Otherwise, we always choose the majority.

Now, we've finished the explanation of k-Nearest Neighbor,

but I would like to mention that

k-Nearest Neighbor is also called the Lazy Learning Algorithm.

Why is it called the lazy learning?

Think. If we look at the algorithm,

we will find that this algorithm actually does not learn at all, right?

It only starts classifying an instance during the test phase.

Okay?
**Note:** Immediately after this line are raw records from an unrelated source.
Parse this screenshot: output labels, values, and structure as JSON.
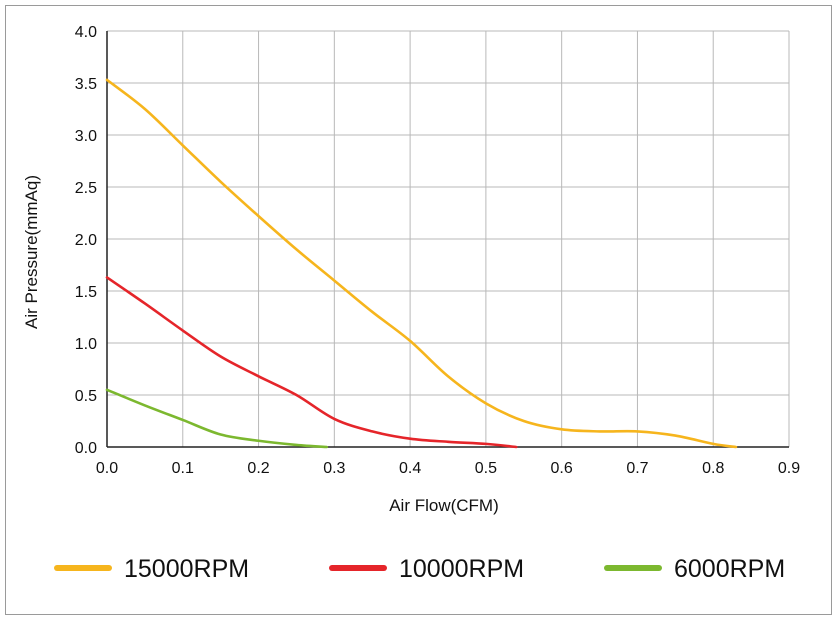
{
  "chart_data": {
    "type": "line",
    "xlabel": "Air Flow(CFM)",
    "ylabel": "Air Pressure(mmAq)",
    "xlim": [
      0,
      0.9
    ],
    "ylim": [
      0,
      4.0
    ],
    "x_ticks": [
      "0.0",
      "0.1",
      "0.2",
      "0.3",
      "0.4",
      "0.5",
      "0.6",
      "0.7",
      "0.8",
      "0.9"
    ],
    "y_ticks": [
      "0.0",
      "0.5",
      "1.0",
      "1.5",
      "2.0",
      "2.5",
      "3.0",
      "3.5",
      "4.0"
    ],
    "grid": true,
    "legend_position": "bottom",
    "series": [
      {
        "name": "15000RPM",
        "color": "#f6b51d",
        "x": [
          0.0,
          0.05,
          0.1,
          0.15,
          0.2,
          0.25,
          0.3,
          0.35,
          0.4,
          0.45,
          0.5,
          0.55,
          0.6,
          0.65,
          0.7,
          0.75,
          0.8,
          0.83
        ],
        "y": [
          3.53,
          3.25,
          2.9,
          2.55,
          2.22,
          1.9,
          1.6,
          1.3,
          1.02,
          0.68,
          0.42,
          0.25,
          0.17,
          0.15,
          0.15,
          0.11,
          0.03,
          0.0
        ]
      },
      {
        "name": "10000RPM",
        "color": "#e5252a",
        "x": [
          0.0,
          0.05,
          0.1,
          0.15,
          0.2,
          0.25,
          0.3,
          0.35,
          0.4,
          0.45,
          0.5,
          0.54
        ],
        "y": [
          1.63,
          1.38,
          1.12,
          0.87,
          0.68,
          0.5,
          0.27,
          0.15,
          0.08,
          0.05,
          0.03,
          0.0
        ]
      },
      {
        "name": "6000RPM",
        "color": "#7cb82f",
        "x": [
          0.0,
          0.05,
          0.1,
          0.15,
          0.2,
          0.25,
          0.29
        ],
        "y": [
          0.55,
          0.4,
          0.26,
          0.12,
          0.06,
          0.02,
          0.0
        ]
      }
    ]
  }
}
So, it is called a lazy learning.

So it does not learn, but what does it do then?

It just compares a new instance without class label with

all the instances in your dataset with known classes.

But in this case,

we would ask how fast is k-Nearest Neighbor?

You see because it's a lazy learning algorithm,

it does not learn, is it still fast during testing phase?

As a matter of fact, it is not.

It can be very slow, because when the data is big,

we'd have a big data, right?

When data is big,

it has to go through all the instances and calculate their distance

because we never know what the new instance is.

So, we have to calculate on the fly.

So we need to figure out a way to speed up this k-Nearest Neighbor.

One way is, I already used this in this dataset as an example,

if there are six clusters,

we just use cluster representatives as the instances.

Instead of let's say,

each cluster has 10 or 20 data points,

if 20 data points,

I have a 120 data points here.

But if I just use the representatives of these clusters,

I only have six cluster data points.

Let's say one here, one here,

one here, one here. These are the six.

Maybe now I can do it much faster than 120.

It's six versus 120,

each cluster, instances, a cluster.

So this is a one way, but we can also do it the hierarchical way.

So if it's really big,

we represent using these representatives,

then after we decide this is the cluster,

then we zoom in and compare because it's so pure here in this case.

In reality, it's not that pure.

Then we can zoom in and do the k-Nearest Neighbor as we've explained before.